The whole workflow can be summarized as follows. First, a page divider tries to divide a digitized image into a set of page images for a page-to-page comparison. But the page divider heavily depends on specific capturing condition, so we can choose either automatic or manual approaches for this task. Second, using computer vision techniques, feature points are automatically extracted from page images of different editions. Extracting feature points is an active area of research in computer vision, and they generally give us satisfactory results. Please note, however, that an unsolved problem remains in comparison across images of different quality, such as full-color, gray-scale, and (nearly) binary images. Third, feature points are used as reference points for registration using rigid or non-rigid registration techniques. Rigid registration, which only involves shift, rotation and scale, usually gives satisfactory results for the purpose of inspecting minor difference, but non-rigid registration may be required for advanced analysis, such as local distortion of woodblock. Fourth, after registration, two images are superimposed and compared for each pixel to color-code intensity difference to highlight large difference. A useful color scale for a human inspector.is to assign red and blue color for large difference and white color for small difference.

Figure 1 shows a preliminary result about comparing two editions of the same book. The left panel shows the result of correspondence between reference points on two images. The right panel shows the color-coded difference between two editions after registration, illustrating that most of the pixels become white or gray due to cancelation of same characters on two editions. A human inspector can easily identify large differences in two editions represented by red or blue color, namely stamps in different locations.

Figure 1: Matching two images using reference points extracted from two images, and the comparison of two images using red/white/blue color scale.

Even if two editions are the same, however, two editions cannot be totally canceled to produce a purely white image due to following reasons. First, a page image contains not only characters but also other noises, such as stain on the paper, or partial transparency of the paper showing characters on the other side.
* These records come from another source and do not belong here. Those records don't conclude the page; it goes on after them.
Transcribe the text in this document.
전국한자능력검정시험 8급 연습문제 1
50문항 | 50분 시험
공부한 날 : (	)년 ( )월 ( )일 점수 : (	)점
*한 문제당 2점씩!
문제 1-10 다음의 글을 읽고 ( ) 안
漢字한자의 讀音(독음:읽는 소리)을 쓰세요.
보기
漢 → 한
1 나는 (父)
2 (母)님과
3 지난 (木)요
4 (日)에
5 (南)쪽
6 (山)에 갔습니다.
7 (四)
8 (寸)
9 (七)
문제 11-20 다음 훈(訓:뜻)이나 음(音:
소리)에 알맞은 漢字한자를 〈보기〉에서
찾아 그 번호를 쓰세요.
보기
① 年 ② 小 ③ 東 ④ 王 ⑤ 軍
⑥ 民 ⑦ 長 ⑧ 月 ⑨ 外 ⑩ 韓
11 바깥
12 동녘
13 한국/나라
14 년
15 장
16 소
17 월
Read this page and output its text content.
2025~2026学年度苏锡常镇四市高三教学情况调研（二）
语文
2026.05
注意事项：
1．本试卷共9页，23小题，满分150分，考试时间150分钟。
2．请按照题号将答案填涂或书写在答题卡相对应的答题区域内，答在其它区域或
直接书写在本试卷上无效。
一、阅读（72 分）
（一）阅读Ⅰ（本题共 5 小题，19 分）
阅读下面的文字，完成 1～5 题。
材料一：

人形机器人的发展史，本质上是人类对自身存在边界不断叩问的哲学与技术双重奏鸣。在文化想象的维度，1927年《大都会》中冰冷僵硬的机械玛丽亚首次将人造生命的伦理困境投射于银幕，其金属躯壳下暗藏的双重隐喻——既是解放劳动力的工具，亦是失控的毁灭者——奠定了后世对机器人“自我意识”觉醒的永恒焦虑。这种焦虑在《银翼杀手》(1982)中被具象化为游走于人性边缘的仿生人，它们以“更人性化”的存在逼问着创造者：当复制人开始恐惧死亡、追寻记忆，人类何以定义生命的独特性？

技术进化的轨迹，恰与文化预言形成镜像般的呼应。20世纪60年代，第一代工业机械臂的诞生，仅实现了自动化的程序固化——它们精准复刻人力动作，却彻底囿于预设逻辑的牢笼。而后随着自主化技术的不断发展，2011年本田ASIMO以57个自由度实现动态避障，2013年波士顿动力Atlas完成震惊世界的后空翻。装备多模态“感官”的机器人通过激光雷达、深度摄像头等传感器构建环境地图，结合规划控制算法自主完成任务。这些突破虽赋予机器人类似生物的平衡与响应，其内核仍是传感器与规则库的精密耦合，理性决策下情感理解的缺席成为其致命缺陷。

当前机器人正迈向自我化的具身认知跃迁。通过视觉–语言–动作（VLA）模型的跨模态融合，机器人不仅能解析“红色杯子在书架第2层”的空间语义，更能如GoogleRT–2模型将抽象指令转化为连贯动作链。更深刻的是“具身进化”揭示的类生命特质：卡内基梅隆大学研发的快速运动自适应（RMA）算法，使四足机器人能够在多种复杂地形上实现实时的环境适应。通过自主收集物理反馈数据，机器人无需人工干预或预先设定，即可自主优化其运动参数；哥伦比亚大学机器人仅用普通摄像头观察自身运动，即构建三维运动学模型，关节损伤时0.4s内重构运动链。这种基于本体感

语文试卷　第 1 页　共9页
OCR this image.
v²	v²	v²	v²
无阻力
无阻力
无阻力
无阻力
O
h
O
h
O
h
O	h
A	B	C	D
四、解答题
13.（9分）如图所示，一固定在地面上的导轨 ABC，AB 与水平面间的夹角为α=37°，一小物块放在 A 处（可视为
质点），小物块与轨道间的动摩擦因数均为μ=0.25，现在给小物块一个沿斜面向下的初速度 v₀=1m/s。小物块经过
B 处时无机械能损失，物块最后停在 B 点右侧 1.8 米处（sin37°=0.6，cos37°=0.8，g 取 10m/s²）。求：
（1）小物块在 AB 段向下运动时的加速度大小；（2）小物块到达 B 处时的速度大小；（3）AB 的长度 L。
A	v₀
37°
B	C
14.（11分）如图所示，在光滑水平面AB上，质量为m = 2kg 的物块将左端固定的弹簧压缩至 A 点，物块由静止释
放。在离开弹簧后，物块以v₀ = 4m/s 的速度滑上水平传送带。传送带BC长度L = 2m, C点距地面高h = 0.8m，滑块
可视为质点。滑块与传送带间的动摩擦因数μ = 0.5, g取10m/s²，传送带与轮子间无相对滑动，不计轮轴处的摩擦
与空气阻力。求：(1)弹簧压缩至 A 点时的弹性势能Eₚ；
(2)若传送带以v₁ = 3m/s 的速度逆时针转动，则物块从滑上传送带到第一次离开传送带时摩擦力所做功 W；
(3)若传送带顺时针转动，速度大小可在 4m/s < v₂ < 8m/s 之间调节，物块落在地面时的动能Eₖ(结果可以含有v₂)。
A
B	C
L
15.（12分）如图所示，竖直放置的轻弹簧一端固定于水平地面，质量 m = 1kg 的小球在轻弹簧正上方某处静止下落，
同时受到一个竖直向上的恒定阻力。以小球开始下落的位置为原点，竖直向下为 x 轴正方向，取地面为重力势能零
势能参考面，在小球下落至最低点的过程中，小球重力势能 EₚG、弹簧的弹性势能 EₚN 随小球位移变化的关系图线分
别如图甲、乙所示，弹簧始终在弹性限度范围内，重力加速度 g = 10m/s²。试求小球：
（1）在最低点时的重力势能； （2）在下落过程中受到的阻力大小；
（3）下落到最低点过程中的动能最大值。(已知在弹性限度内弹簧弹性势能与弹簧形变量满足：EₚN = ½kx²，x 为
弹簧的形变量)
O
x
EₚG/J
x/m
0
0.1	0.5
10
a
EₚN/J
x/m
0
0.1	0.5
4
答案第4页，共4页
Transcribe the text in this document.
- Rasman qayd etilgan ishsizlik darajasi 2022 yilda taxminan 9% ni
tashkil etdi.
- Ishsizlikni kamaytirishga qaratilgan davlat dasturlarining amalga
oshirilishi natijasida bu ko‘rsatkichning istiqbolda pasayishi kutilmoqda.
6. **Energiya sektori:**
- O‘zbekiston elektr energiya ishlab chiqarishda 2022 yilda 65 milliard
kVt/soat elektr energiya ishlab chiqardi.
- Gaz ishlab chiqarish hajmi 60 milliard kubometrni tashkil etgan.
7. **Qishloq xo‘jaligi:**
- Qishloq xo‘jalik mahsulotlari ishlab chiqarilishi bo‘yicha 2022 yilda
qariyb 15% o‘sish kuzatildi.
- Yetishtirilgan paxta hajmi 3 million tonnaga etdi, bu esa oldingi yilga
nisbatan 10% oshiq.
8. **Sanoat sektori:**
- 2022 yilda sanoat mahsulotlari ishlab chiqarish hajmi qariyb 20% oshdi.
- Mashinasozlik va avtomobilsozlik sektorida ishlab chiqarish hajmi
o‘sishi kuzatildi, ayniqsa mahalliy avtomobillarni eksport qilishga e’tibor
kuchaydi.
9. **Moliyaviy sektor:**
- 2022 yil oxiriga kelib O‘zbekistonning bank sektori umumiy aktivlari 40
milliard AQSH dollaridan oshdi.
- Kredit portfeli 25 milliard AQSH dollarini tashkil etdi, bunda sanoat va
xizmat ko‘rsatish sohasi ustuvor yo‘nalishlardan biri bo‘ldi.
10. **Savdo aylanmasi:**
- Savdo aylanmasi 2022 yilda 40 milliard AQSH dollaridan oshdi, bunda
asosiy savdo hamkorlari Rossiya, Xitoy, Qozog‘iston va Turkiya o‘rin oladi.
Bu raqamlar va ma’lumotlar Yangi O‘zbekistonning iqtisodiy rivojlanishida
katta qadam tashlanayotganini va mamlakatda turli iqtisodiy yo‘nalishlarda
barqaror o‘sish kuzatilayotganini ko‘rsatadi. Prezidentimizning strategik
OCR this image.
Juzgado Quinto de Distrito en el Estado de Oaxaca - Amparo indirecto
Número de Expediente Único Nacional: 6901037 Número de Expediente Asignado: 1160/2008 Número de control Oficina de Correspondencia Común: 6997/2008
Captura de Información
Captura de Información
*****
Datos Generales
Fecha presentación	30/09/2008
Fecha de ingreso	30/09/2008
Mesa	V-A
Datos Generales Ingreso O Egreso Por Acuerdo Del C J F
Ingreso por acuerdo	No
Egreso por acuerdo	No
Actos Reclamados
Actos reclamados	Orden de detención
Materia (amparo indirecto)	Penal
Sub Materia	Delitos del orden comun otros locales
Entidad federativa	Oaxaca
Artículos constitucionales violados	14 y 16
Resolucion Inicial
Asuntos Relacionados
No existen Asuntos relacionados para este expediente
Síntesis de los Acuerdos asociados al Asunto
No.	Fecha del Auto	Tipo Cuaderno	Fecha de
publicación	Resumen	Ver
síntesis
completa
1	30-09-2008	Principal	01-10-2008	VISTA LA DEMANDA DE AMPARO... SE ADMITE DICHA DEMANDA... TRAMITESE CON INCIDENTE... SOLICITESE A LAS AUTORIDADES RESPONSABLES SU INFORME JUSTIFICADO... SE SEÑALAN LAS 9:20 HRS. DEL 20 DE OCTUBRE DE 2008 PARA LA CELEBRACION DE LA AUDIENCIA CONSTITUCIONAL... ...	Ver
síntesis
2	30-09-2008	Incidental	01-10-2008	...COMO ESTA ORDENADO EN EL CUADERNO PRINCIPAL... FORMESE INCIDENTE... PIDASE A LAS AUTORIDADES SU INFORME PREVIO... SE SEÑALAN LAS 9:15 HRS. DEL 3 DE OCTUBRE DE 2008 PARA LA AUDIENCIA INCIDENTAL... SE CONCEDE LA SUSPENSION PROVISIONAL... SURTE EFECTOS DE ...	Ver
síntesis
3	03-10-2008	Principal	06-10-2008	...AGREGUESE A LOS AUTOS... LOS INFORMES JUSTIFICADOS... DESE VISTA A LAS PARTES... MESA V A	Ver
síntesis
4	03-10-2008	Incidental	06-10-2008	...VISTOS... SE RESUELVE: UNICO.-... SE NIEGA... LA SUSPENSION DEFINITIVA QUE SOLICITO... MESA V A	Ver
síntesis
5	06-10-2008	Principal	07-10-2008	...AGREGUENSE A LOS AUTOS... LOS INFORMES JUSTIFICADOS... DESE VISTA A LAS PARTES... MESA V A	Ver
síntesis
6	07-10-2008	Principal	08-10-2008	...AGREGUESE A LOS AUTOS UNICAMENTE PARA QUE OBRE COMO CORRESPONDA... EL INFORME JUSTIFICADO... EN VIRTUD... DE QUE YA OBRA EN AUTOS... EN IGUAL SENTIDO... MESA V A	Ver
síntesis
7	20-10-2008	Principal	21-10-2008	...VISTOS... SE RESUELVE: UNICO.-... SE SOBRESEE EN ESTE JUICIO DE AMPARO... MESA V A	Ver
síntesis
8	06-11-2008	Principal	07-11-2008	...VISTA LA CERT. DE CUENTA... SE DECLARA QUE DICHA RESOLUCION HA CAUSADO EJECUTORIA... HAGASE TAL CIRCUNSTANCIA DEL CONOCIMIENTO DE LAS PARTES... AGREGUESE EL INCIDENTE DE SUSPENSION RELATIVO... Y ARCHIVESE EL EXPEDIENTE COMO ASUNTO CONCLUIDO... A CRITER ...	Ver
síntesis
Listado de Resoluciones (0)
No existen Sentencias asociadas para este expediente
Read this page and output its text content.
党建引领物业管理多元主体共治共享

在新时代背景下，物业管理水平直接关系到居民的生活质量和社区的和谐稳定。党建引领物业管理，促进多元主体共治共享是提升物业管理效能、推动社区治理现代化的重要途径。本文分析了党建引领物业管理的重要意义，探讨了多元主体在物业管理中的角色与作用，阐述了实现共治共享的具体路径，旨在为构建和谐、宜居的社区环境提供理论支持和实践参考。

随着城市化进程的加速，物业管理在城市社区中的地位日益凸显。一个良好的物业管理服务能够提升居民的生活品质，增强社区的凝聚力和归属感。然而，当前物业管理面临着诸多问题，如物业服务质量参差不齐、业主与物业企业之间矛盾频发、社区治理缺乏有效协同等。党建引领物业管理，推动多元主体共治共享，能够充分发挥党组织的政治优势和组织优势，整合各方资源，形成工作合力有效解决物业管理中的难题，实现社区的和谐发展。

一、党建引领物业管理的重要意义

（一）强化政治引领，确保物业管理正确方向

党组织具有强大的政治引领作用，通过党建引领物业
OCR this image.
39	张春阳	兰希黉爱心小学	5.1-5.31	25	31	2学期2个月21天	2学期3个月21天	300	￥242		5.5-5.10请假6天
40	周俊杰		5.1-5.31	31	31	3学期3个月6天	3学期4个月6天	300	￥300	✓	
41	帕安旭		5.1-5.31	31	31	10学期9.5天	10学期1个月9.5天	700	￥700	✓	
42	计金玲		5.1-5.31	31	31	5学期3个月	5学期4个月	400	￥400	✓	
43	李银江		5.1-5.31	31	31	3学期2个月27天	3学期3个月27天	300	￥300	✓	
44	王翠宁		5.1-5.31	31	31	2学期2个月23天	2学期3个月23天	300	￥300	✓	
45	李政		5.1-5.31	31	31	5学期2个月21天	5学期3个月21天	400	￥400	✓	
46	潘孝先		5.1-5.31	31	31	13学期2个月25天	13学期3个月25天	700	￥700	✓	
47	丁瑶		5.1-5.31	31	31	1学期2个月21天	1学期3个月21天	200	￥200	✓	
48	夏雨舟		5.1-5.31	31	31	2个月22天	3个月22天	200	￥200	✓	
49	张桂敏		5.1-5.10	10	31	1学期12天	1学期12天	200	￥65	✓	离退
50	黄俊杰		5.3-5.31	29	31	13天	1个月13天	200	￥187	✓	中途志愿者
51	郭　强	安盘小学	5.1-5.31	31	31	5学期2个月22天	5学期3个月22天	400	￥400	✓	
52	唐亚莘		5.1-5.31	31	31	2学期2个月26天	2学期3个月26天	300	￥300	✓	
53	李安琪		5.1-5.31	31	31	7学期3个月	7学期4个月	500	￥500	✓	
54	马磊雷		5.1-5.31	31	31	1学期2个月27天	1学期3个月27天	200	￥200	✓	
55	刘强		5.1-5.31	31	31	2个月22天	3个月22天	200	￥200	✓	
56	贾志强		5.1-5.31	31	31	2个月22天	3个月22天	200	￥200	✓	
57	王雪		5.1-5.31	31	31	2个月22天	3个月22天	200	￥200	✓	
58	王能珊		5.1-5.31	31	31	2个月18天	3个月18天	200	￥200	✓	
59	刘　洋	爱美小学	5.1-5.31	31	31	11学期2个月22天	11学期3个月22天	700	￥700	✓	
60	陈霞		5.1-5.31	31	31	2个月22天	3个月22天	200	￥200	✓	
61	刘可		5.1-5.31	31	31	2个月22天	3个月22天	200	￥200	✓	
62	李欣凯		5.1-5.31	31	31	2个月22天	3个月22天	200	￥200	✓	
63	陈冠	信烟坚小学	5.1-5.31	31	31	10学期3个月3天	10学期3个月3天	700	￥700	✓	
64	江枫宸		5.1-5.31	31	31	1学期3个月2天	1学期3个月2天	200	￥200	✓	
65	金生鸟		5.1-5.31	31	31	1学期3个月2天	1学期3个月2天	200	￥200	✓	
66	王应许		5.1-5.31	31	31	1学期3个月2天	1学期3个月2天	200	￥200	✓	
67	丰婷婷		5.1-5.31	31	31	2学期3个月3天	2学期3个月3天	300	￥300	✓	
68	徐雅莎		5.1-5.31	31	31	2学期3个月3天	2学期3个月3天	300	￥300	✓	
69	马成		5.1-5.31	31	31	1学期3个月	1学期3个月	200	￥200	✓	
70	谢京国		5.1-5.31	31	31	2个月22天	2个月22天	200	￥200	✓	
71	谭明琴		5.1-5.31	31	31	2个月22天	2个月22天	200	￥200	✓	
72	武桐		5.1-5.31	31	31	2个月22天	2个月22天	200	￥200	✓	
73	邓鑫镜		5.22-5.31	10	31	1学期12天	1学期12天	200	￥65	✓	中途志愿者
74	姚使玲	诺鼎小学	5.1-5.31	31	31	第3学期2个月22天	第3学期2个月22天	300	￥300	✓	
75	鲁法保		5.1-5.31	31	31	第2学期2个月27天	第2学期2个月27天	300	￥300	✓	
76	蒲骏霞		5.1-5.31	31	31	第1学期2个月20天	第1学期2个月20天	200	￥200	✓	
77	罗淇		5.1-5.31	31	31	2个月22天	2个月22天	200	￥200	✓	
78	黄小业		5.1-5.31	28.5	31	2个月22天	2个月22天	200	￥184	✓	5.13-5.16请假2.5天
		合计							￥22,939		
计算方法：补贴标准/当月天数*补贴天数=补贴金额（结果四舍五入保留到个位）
Second, local variation cannot be removed by a simple rigid registration, such as local distortion of the woodblock at the edge, or intensity variation of the ink in the middle. A human inspector, however, can quickly filter out those noises, and can easily identify meaningful differences without influence of subjectivity in human reading.

A future work is to build an edition comparison service for comprehensive image-based analysis of book editions. When an image of one edition is uploaded to the service, the server compares the uploaded image with other editions in the storage, and suggest that it is one of the existing editions or is a new one. This may be a killer app for the archive of old Japanese books because having more editions, variants, and impressions in the storage means higher accuracy of comparison, which is the reason to attract more users. This kind of positive feedback is known as network effect.

Lastly, we would like to emphasize that the target of this research is at the level of text critique, but not at the level of text interpretation. This is one example of our proposed concept “digital critique” which uses information technology to enhance a traditional human-based criticism. We expect that this workflow is beneficial to scholars because it will reduce the burden of scholars who need to perform a tedious text critique task of character-by-character comparison, and it will allow them to focus more on a higher level of research such as text interpretation.


The project was supported by collaborative research grant from National Institute of Japanese Literature. Registration is performed using open source software, OpenCV. The books used in the experiment is (1) 枕草子春曙抄, 国文研高乗, and (2) 春曙抄, 国文研鵜飼.